1.) Lose Weight – Yeah, I’m still working on that one.
It sounds deceptively simple and attainable, but then so does flying. “Just flap your arms.”
Two Indie Films and a Music Video.
3.) Find a better barber – That’s getting to be a moot point these days.
4.) Learn French – “Como esta usted, Señor?”
The part about losing weight has moved from being a New Year’s Resolution to an order from every doctor I know – including my optometrist. I have lost weight – thousands of pounds over the years. Losing weight isn’t all that hard. I think I should change the resolution to read, “Don’t gain weight.” That’s really more to the point.
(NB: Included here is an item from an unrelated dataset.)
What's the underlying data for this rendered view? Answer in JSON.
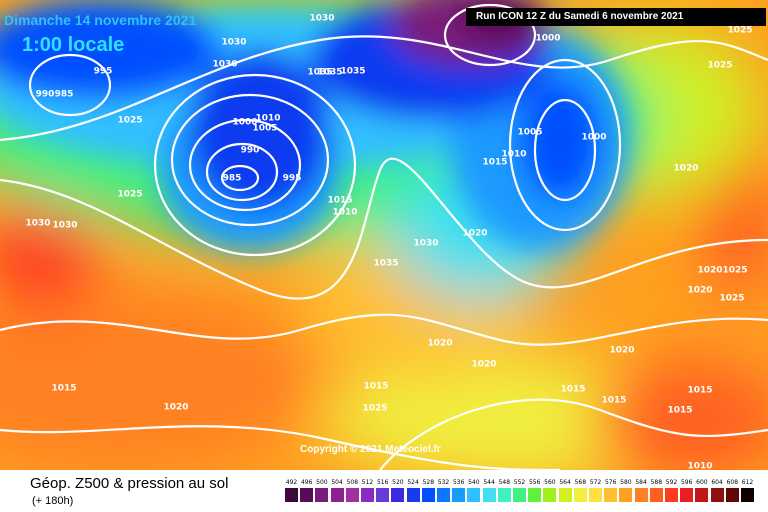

On that old list from 1972 I had “Get more involved in Politics.” I added that after I received one write-in vote for State Supreme Court Justice in Ohio. I knew a lot of heavy drinkers back then. That was the extent of my political career. The more I looked into it the less I wanted to be around those people.
I feel the same way today. Nothing has changed, except the increased likelihood of gunfire.
You would think that after all these years I would have come to the conclusion that making New Year’s Resolutions was a futile exercise. It has been so for me. While the concept is fine my execution has been lousy. Perhaps I need to make some changes?
So, for this coming year I will make a new list.
2.) Watch only movies that I could have been in – and done better.
3.) Be glad that getting my hair cut takes less than ten minutes.
4.) Learn Spanish – “Sacre′ Bleu!”
5.) Accept the fact that Ann-Margret is 75 years old.